Principaux renseignements

  • La commission constitutionnelle de la Chambre a approuvé une proposition visant à supprimer le Sénat.
  • C’est ainsi un nouveau pas qui a été franchi vers la suppression du Sénat.
  • La prochaine étape nécessitera une majorité des deux tiers, ce qui s’annonce comme une tâche très difficile.

La commission constitutionnelle de la Chambre des représentants a approuvé une proposition visant à modifier l’article 195 de la Constitution, marquant ainsi une étape importante vers la suppression éventuelle du Sénat. Cette décision fait suite aux approbations précédentes de la commission du Sénat et de son assemblée plénière.

La proposition sera bientôt soumise au vote de l’ensemble de la Chambre, où une majorité des deux tiers est requise pour son adoption.

Majorité des deux tiers

Obtenir cette majorité des deux tiers constitue un obstacle politique majeur. Si les premières discussions au sein de la commission des affaires institutionnelles du Sénat ont été fructueuses, l’opposition du PS complique la voie à suivre.

Le soutien du Vlaams Belang ?

Par conséquent, les huit voix détenues par le Vlaams Belang pourraient s’avérer essentielles pour atteindre le seuil requis. Cela crée un conflit stratégique pour la coalition au pouvoir, car son accord officiel interdit explicitement de s’appuyer sur des partis extrémistes pour faire adopter des réformes institutionnelles.

Le MR serait resté ferme sur cette position, qualifiant d’impensable la possibilité de recourir au soutien du Vlaams Belang. Selon le pacte de coalition, si l’amendement à l’article 195 est adopté avec l’aide du parti d’extrême droite, l’ensemble du processus de réforme doit être interrompu.

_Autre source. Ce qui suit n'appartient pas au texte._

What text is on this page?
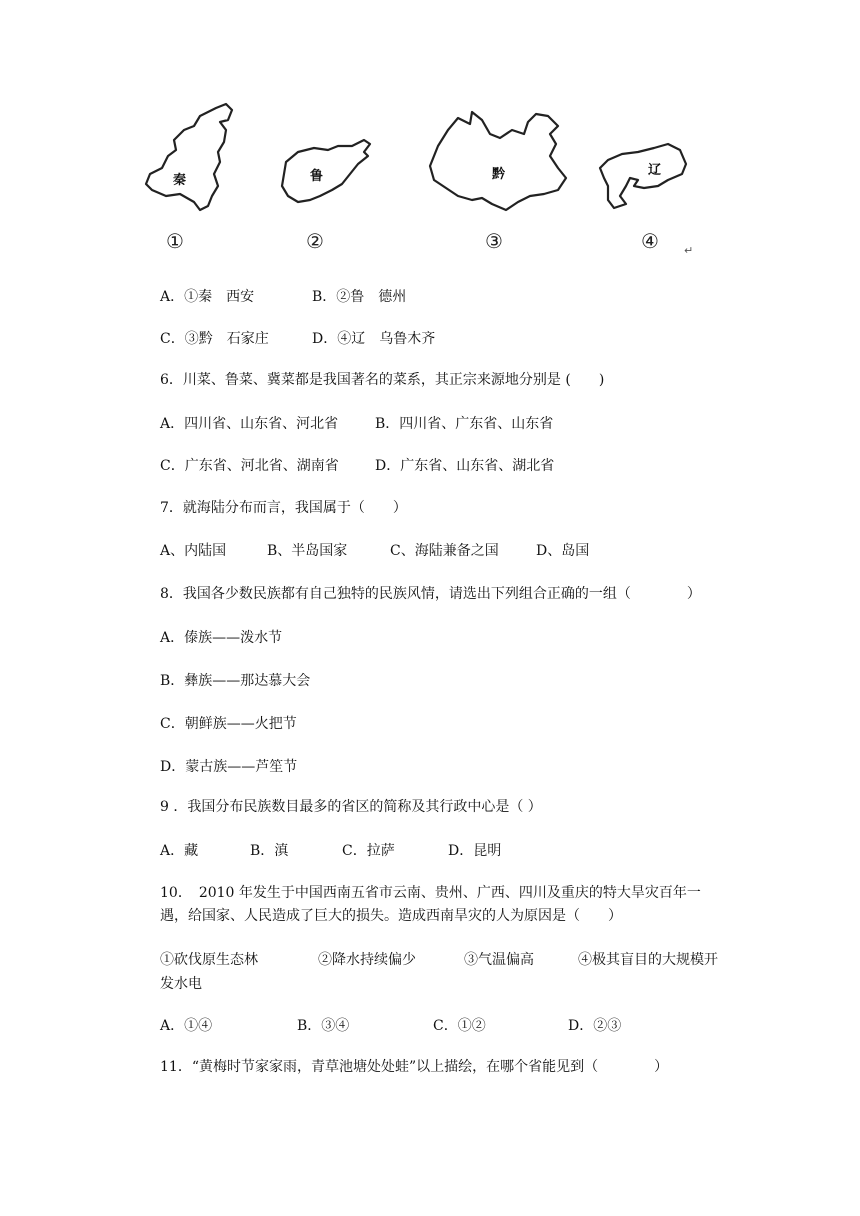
秦
①
鲁
②
黔
③
辽
④ ↵
A．①秦　西安	B．②鲁　德州
C．③黔　石家庄	D．④辽　乌鲁木齐
6．川菜、鲁菜、冀菜都是我国著名的菜系，其正宗来源地分别是 (　　)
A．四川省、山东省、河北省	B．四川省、广东省、山东省
C．广东省、河北省、湖南省	D．广东省、山东省、湖北省
7．就海陆分布而言，我国属于（　　）
A、内陆国	B、半岛国家	C、海陆兼备之国	D、岛国
8．我国各少数民族都有自己独特的民族风情，请选出下列组合正确的一组（　　　　）
A．傣族——泼水节
B．彝族——那达慕大会
C．朝鲜族——火把节
D．蒙古族——芦笙节
9 ．我国分布民族数目最多的省区的简称及其行政中心是（ ）
A．藏	B．滇	C．拉萨	D．昆明
10．　2010 年发生于中国西南五省市云南、贵州、广西、四川及重庆的特大旱灾百年一
遇，给国家、人民造成了巨大的损失。造成西南旱灾的人为原因是（　　）
①砍伐原生态林	②降水持续偏少	③气温偏高	④极其盲目的大规模开
发水电
A．①④	B．③④	C．①②	D．②③
11．“黄梅时节家家雨，青草池塘处处蛙”以上描绘，在哪个省能见到（　　　　）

Représentation de la communauté germanophone

Par ailleurs, le processus a connu un retard en février en raison de préoccupations concernant la représentation fédérale de la communauté germanophone. La Chambre des représentants ne disposant pas des mécanismes présents au Sénat — notamment des sénateurs régionaux —, certains craignent que ce groupe minoritaire ne perde sa voix.

Le Premier ministre Bart De Wever a pris acte de ces problèmes et a affirmé sa volonté de trouver une solution viable avant que la réforme ne soit finalisée. S’il a souligné qu’il n’était pas nécessaire de régler chaque détail immédiatement, garantir la représentation de la communauté germanophone reste une priorité essentielle.